Seiji studied him. Nawaki spoke with absolute certainty, as if his future greatness was simply a fact, like the sun rising or the rain falling. It was ridiculous. It was also strangely compelling.

"Why are you talking to me?" Seiji asked. "Everyone else avoids me. They say my blood is tainted. My eyes are wrong."

Nawaki shrugged. "Everyone else is stupid. You looked lonely. Nobody should be lonely." He grinned again. "Besides, anyone who can knock down a main house Hyuga without moving is someone I want on my side. We're going to be friends, Seiji. You don't have a choice."
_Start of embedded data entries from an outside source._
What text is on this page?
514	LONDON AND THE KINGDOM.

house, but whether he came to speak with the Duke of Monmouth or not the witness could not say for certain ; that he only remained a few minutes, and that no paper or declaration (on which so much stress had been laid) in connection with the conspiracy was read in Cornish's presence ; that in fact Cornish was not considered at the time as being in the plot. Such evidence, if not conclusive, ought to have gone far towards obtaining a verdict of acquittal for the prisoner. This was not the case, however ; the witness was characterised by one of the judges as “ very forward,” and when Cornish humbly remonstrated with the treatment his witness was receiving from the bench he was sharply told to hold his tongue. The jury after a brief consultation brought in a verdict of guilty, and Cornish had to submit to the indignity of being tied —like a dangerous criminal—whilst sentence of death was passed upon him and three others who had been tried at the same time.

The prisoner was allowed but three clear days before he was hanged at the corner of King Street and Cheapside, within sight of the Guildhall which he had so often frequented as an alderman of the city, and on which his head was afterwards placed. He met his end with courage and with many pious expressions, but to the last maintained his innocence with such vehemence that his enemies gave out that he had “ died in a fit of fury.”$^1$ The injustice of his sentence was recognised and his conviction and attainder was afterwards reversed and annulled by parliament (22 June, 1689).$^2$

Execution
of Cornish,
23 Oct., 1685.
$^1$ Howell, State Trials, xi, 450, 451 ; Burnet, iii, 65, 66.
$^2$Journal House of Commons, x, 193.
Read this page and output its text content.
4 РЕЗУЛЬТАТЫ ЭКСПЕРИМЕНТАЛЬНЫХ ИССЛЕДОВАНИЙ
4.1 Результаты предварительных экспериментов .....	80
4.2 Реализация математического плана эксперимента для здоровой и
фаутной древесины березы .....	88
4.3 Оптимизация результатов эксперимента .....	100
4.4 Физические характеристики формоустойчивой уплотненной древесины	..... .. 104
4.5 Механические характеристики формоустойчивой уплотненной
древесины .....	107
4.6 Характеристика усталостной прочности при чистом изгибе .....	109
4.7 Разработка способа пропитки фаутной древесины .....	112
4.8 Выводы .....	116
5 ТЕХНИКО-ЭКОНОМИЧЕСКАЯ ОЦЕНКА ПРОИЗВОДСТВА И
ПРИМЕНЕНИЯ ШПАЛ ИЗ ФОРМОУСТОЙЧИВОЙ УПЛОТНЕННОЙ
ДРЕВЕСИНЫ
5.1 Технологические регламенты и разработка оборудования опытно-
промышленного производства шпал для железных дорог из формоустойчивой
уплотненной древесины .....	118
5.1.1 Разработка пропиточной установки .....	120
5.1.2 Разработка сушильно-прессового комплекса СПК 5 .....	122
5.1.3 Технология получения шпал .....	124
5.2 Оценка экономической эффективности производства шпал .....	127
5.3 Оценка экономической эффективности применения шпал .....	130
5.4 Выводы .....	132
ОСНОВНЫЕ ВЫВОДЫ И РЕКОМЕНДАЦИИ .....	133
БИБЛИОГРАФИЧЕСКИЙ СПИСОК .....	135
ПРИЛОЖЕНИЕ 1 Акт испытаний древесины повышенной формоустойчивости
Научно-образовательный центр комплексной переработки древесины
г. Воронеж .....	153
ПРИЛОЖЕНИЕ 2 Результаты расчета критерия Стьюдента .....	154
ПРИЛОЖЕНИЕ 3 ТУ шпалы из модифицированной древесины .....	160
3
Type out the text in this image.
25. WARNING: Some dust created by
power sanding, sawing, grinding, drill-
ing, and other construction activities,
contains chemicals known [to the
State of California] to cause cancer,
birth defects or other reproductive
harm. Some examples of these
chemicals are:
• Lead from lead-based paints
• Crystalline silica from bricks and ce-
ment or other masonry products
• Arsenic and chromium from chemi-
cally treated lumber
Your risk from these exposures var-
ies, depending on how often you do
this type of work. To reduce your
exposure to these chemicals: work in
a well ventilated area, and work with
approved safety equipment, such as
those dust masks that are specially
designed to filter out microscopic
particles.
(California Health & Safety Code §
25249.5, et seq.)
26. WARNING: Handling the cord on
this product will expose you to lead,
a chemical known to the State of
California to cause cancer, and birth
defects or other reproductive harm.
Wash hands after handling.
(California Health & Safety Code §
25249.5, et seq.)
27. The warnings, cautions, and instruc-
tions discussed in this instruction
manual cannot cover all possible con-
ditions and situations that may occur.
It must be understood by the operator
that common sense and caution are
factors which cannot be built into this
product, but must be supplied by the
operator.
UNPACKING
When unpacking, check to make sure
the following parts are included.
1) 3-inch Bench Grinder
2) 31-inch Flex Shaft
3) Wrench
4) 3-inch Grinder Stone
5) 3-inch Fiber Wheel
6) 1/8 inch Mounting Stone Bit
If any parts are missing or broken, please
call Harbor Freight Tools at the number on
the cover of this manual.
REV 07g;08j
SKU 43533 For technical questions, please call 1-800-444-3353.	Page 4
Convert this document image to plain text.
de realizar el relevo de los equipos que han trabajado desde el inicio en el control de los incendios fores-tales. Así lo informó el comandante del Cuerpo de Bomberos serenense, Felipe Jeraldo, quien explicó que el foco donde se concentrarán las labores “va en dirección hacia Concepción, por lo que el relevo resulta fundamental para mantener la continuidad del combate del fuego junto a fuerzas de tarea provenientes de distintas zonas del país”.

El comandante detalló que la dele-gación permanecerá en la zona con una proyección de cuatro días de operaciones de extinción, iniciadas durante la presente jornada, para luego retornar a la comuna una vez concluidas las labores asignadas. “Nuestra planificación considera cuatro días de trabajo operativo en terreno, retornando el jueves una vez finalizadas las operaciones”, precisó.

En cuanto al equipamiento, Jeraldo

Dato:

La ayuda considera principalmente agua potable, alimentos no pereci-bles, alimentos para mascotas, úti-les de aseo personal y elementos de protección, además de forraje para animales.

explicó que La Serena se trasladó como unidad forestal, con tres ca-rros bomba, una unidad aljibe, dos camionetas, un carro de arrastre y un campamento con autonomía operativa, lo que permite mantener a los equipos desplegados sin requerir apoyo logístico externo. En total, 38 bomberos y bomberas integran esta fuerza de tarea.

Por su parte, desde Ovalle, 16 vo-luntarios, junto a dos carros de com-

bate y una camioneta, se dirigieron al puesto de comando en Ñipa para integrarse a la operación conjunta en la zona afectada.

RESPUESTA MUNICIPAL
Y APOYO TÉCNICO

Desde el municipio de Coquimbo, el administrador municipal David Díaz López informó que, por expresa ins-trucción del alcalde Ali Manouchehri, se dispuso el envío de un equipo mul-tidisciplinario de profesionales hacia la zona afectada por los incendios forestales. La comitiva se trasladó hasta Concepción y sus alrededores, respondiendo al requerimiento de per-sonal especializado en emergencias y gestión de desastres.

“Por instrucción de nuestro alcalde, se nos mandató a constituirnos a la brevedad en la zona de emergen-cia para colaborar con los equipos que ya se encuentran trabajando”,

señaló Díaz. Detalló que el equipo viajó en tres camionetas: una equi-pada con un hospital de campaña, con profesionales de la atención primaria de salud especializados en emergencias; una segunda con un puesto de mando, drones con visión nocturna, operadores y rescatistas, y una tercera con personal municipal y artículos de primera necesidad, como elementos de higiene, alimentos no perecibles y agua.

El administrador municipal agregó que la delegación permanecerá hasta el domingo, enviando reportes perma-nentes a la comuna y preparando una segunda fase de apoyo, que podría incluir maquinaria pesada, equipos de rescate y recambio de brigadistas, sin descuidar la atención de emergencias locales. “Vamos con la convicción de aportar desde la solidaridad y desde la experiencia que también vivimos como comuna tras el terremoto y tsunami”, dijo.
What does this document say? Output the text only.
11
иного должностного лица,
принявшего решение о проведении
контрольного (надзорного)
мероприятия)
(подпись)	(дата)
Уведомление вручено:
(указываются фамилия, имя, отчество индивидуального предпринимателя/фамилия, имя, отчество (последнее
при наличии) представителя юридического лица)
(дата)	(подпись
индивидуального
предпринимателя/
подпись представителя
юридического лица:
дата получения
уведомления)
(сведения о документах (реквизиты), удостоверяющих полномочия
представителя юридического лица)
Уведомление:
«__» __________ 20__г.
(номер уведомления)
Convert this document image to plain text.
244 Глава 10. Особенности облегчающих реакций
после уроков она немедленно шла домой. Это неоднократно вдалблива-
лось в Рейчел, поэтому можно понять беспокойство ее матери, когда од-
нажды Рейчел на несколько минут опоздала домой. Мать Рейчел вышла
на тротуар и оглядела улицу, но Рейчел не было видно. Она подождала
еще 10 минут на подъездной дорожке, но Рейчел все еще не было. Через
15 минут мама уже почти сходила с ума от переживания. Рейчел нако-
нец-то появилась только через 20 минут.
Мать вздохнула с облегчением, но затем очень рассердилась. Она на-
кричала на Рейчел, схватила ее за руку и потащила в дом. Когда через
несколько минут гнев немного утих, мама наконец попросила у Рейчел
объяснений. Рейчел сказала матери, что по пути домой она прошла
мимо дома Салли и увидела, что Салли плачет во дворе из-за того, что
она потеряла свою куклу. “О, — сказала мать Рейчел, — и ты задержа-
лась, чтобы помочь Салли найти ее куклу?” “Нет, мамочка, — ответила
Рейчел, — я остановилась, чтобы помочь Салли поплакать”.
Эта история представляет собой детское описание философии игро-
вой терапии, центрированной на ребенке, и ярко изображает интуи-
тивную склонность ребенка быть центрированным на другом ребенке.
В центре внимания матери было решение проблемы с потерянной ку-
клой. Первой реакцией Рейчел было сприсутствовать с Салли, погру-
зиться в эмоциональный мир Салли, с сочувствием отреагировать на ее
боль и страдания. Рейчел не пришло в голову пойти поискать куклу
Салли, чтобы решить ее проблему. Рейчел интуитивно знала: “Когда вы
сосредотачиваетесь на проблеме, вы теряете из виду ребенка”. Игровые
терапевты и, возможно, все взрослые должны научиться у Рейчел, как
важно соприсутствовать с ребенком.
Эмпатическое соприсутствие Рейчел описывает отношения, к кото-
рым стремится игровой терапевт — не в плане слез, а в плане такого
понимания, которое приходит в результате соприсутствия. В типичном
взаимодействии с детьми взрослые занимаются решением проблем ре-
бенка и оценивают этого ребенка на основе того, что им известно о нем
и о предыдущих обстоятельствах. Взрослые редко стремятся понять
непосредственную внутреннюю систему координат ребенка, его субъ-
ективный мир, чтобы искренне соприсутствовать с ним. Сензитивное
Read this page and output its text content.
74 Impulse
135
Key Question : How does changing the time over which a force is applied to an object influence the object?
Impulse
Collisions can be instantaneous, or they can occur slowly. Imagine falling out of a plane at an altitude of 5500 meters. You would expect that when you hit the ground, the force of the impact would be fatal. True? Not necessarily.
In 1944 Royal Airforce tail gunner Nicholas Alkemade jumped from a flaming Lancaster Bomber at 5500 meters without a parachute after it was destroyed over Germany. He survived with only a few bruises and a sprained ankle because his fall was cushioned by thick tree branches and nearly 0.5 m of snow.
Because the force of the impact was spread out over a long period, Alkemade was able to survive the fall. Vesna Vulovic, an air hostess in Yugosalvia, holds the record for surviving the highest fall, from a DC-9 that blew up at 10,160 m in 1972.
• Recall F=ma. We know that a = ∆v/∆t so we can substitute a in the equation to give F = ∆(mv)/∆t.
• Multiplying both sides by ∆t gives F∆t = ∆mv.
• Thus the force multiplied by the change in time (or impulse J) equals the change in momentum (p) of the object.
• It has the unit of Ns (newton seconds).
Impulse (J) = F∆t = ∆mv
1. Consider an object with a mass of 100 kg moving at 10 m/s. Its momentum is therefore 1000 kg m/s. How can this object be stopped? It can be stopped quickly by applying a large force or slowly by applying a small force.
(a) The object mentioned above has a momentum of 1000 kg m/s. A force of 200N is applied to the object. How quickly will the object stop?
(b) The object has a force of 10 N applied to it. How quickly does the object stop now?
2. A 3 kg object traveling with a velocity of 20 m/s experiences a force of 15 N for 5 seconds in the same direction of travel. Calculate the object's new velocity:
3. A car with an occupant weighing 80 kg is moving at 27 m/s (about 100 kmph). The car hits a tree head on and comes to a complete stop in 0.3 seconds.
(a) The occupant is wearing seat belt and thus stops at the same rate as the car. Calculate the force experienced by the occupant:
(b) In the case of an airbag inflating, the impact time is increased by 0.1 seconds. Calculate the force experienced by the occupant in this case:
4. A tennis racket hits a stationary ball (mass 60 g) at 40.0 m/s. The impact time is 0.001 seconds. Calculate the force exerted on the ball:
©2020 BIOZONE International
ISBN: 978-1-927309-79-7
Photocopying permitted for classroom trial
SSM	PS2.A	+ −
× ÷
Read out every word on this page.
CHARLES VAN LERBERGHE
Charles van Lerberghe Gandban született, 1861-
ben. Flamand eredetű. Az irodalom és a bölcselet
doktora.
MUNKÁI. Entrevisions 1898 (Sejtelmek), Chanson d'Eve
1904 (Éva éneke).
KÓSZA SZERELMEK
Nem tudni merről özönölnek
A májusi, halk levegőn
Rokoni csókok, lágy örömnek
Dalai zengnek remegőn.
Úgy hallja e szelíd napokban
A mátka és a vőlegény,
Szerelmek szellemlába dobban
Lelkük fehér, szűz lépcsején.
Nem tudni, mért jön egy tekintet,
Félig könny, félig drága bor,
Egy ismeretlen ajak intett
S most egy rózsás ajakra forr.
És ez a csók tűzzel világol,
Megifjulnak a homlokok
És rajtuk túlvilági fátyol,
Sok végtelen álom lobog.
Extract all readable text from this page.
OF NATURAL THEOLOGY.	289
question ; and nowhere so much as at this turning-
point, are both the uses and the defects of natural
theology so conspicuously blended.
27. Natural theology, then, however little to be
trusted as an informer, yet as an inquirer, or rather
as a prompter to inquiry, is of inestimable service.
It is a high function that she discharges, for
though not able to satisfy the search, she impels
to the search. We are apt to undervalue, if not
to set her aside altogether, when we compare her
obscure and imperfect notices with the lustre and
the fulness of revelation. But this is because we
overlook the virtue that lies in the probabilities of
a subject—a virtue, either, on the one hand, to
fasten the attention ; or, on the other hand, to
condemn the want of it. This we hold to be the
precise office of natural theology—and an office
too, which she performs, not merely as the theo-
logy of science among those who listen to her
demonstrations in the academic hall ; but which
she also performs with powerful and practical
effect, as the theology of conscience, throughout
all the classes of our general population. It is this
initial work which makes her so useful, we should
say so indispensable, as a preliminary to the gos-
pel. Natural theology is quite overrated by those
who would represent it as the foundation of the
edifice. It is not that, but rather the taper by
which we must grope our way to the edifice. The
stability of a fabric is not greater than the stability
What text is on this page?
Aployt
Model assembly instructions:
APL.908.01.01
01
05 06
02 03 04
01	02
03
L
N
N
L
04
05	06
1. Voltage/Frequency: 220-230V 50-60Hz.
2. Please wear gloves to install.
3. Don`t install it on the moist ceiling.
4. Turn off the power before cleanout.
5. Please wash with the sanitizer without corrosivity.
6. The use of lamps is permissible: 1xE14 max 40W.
Seiji stared at him. No one had ever simply... decided to be his friend before. It made no sense. He was a half-breed. A failure. The Hyuga had made that clear his entire life.

"Why?" he asked again.

"Because," Nawaki said, as if it were the most obvious thing in the world, "you looked like you needed someone. And I decided that someone was going to be me."

The coiled thing in Seiji's chest stirred—not with power, but with something warmer. Something fragile and unfamiliar.

"I don't know how to be a friend," he admitted.

"That's okay. I'll teach you." Nawaki clapped him on the shoulder. "First lesson: friends share their food. Do you have any more of those rice balls?"

Despite everything, Seiji felt his lips twitch.

He handed Nawaki his last rice ball.